Publié le par Dadouchka

Nous voici donc le 2 juin, prêts à quitter Pokhara. Bimal a terminé sa mission, mais il a décidé de m’accompagner jusque là. Nous nous sommes levés tôt et après le petit déj, je paye ce que je dois pour la journée de la veille. Le propriétaire de l’hôtel, toujours aussi jovial, nous gratifie d’une tika. Je le croyais Bouddhiste, mais apparemment ce n’est pas contradictoire avec un geste Hindouiste. Après de chaleureux au revoir, le chauffeur de l’hôtel nous emmène nous et deux autres touristes à la station de bus. Sauf que nous on ne s’arrête pas à la même : de Pokhara à Gorkha, pas de « tourist bus », il va donc falloir se coltiner les fameux bus locaux. La gare routière est un immense terrain vague plein d’ornières et sans aucune signalisation. Heureusement que Bimal est là, parce qu’il n’y a aucune signalisation. Les bus à l’aspect et aux couleurs variées ont au moins un point commun : pas d’indications sur leur destination. Bimal a acheté nos billets, ensuite on a cherché où prendre ce fameux bus, d’abord dans la rue le long de la gare, puis de nouveau dans le terrain vague, pour finalement s’apercevoir qu’en fait, celui-ci ne partirait pas avant 10h.
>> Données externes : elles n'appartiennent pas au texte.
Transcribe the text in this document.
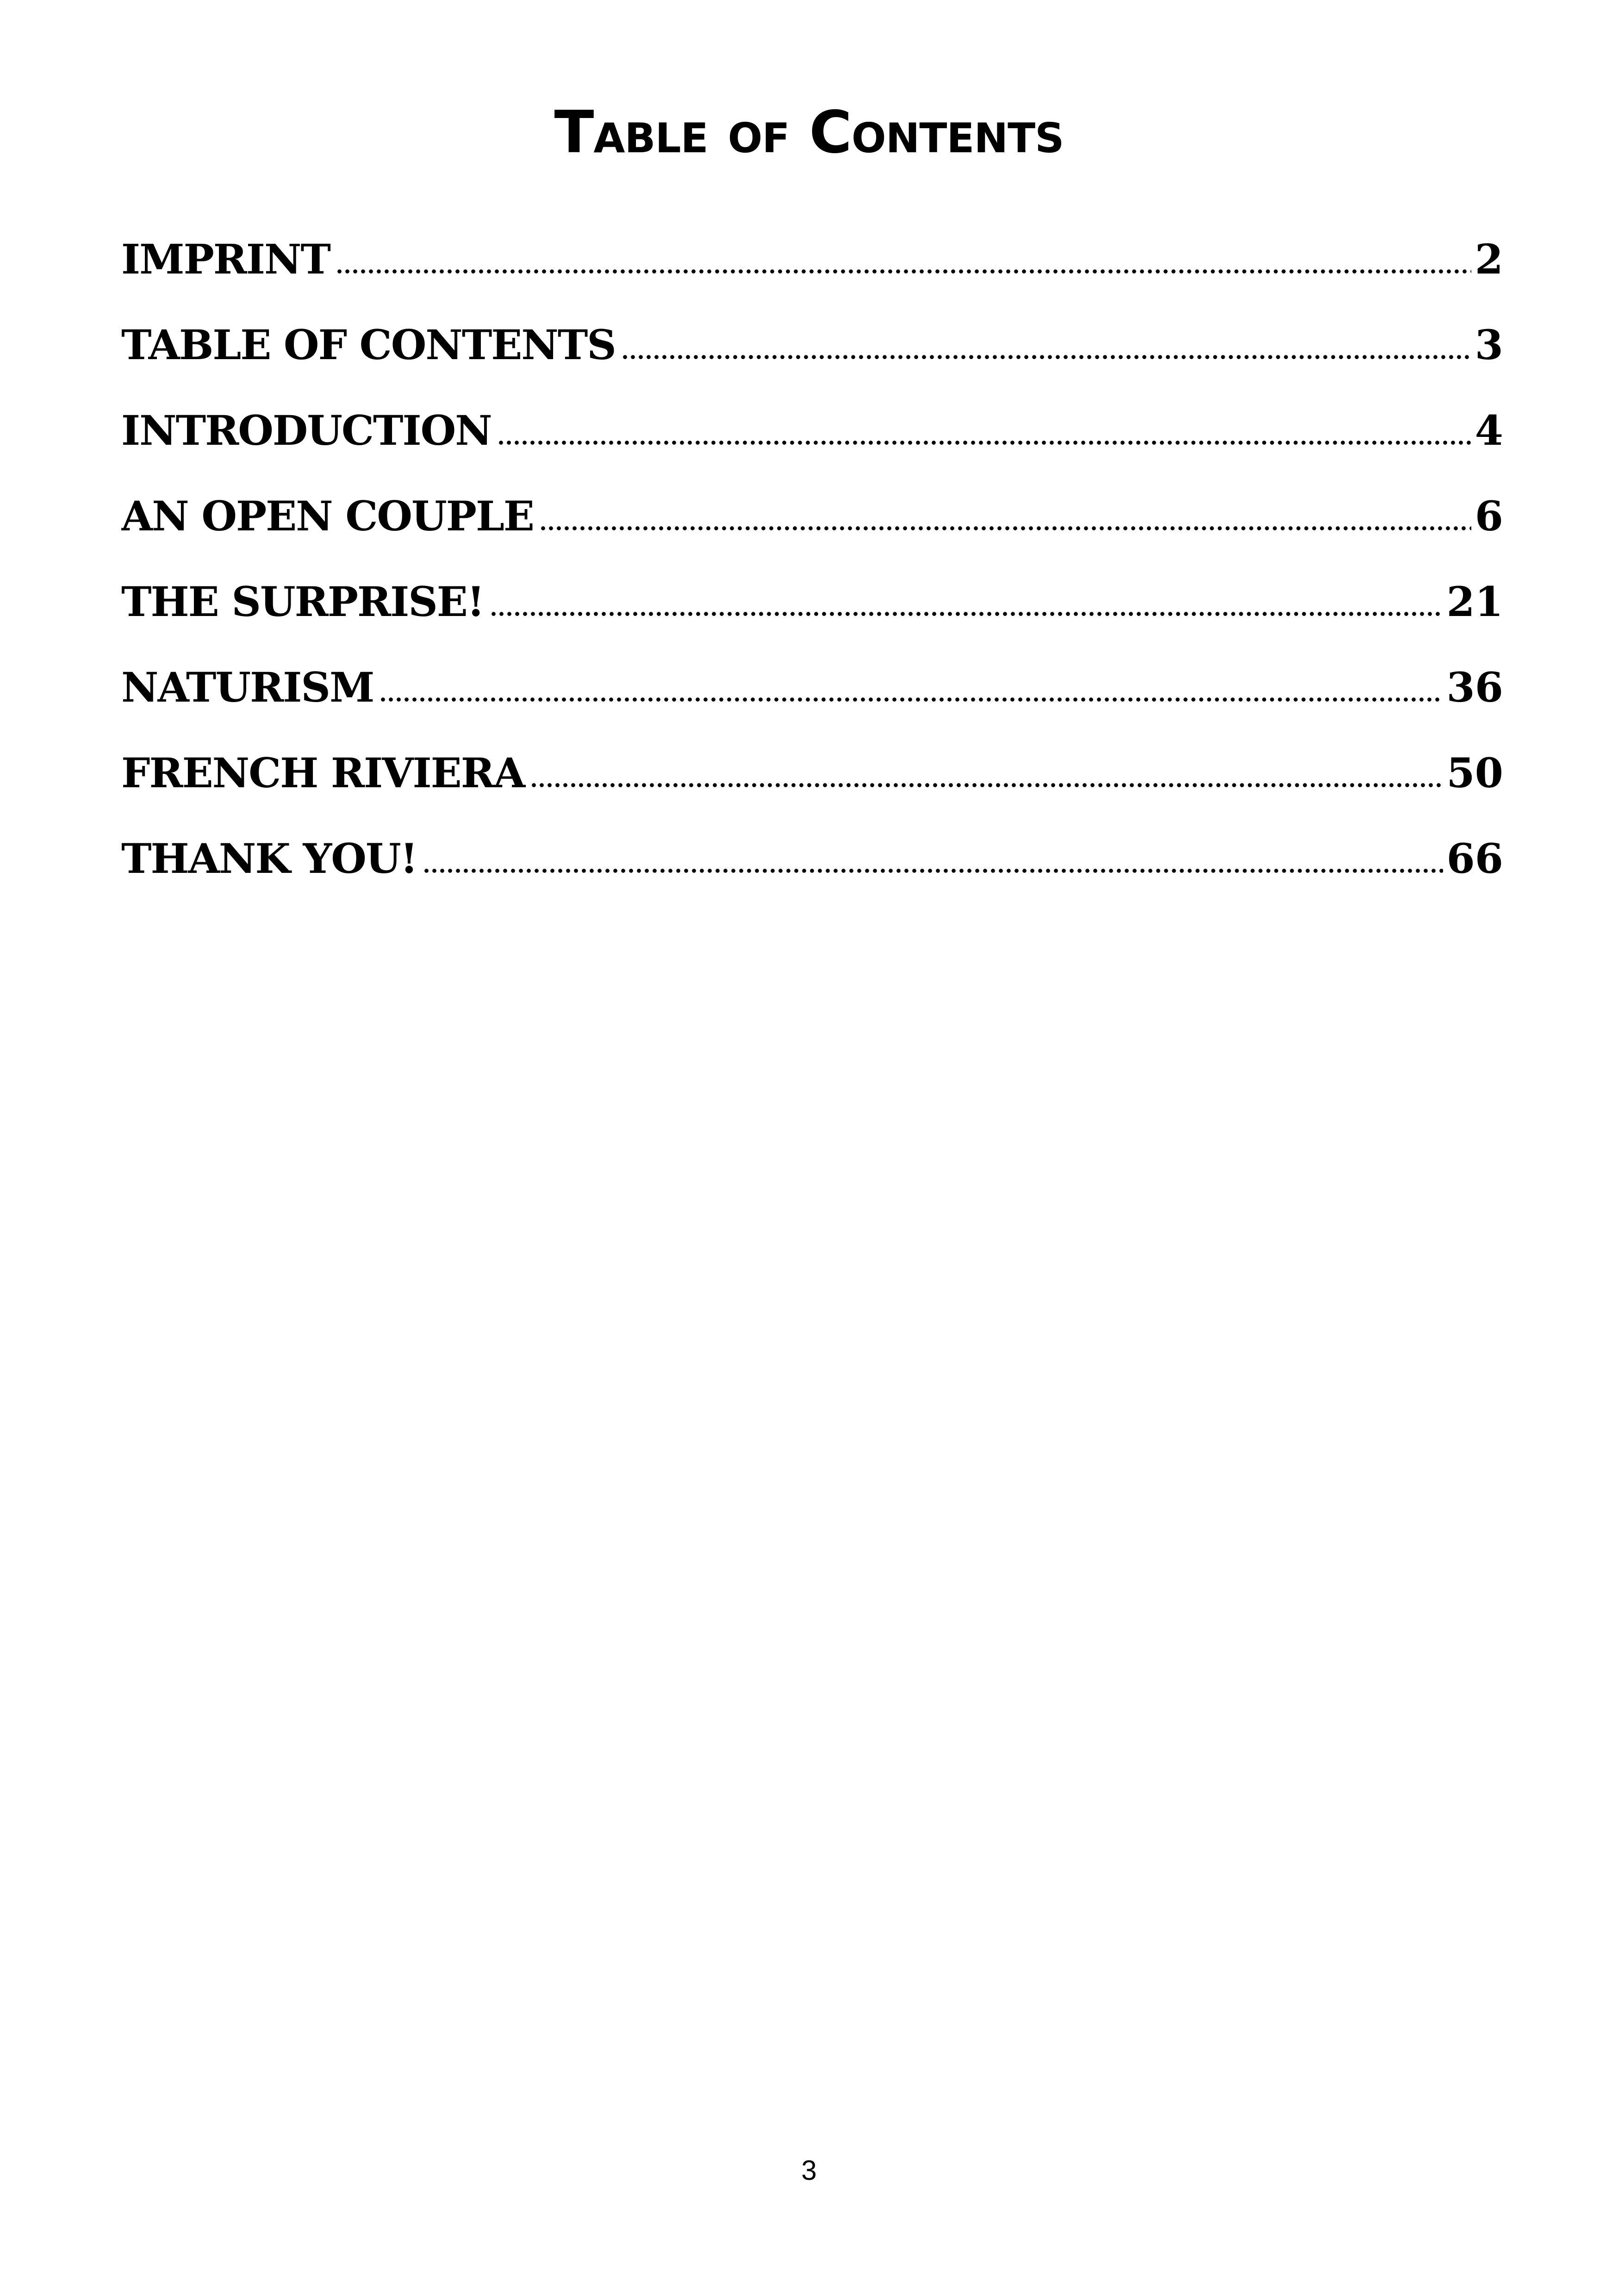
Table of Contents
IMPRINT	2
TABLE OF CONTENTS	3
INTRODUCTION	4
AN OPEN COUPLE	6
THE SURPRISE!	21
NATURISM	36
FRENCH RIVIERA	50
THANK YOU!	66
3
Et il était 8h. OK…

 

Bien, bien, mauvais timing, j’aurais donc pu dormir deux heures de plus… Bimal me propose de nous installer dans une des petites échoppes qui bordent la gare routière : de petits bouibouis bas de plafond, construits avec quelques agglos, et un toit de tôle ondulée maintenu par de grosses pierres. On peut y boire un verre, où y manger un morceau, l’équivalent de nos bistros, en plus miteux, en fait. On a donc pris un soda (le plus prudent, mieux vaut éviter l’eau même bouillie dans ce genre d’endroit), et pour passer le temps j’ai sorti mon bouquin sur l’histoire du Népal, et essayer de voir si Bimal pouvait m’aider à comprendre certains trucs, vu le caractère confus de certains passages de l’ouvrage. Alors, soit la formation des guides sur l’histoire de leur pays est très légère, soit Bimal ne l’a pas vraiment suivie, parce qu’il n’a pas pu m’aider beaucoup. Peu importe, mais c’était un peu frustrant quand même. Le petit couple qui tenait l’endroit était plutôt mignon, ils venaient tout juste de se marier. Je n’ai pas osé demander si c’était un mariage d’amour ou une union arrangée. La jeune épouse nous jetait des regards curieux, sur mon livre en particulier. Je ne sais pas s’ils voient beaucoup de touristes dans ce genre d’échoppe.

 

L’heure du départ a fini par sonner, et on a donc pris la ligne régulière pour Gorkha. La physionomie du bus n’est pas très différente de celle des bus de touristes, mais c’est aux « petits » détails qu’on voit la différence : le bus local est bariolé, alors que celui des touristes est relativement sobre. Bariolé s’entend à l’intérieur comme à l’extérieur : couleurs vives, slogans appelant à maîtriser la vitesse (« speed control ») ou à appuyer sur le klaxon (« push horn »), tapisseries sur les parois intérieurs, sièges recouverts de tissus fleuris ou chamarés. Le bus des touriste est relativement confortable, celui des népalais est très bas de plafond (heureusement pour la grande gigue de je suis, mon chapeau amorti un peu les chocs), et il n’y a pas ou peu (plus ?) de rembourrage dans les fauteuils : il vaut mieux avoir un pull ou une veste à rouler en boule et à glisser sous ses fesses pour éviter de ressortir avec la trame de l’armature des sièges imprimée sur l’arrière train. Et vu l’état des routes et le fait qu’on y passe 4 heures, ça peut s’imprimer profond. Ceci dit cependant, encore une fois le voyage passe vite (encore plus pour Bimal qui roupille tout du long), avec la foule de choses à voir le long du chemin : le meule de foin à côté des maisons pour nourrir les vaches et les bufflonnes qui donnent le lait frais, les jolies filles en saris chamarés qui protègent leur teint sous des parapluies, les marchands de journaux, de fruits, de gateaux à qui on achète à travers la fenêtre, les vaches en liberté, un homme qui porte une armoire sur son dos, une chevrière et son troupeau à moitié cachés dans les fourrés…

 

Et enfin, on arrive à Gorkha : quasiment aucun touriste hormis un japonais qui descend du même bus que nous et qui trouve la guest house où on est descendus trop chère. Pourtant, à 3€ la nuit… L’endroit n’est guère reluisant en terme d’hygiène : j’y trouve une salle de bain qui n’a pas du être nettoyée après le passage de la cliente précédente (vu la longueur des cheveux qui trainaient c’était sans doute une femme), et pour ce qui est de derrière la porte, heum…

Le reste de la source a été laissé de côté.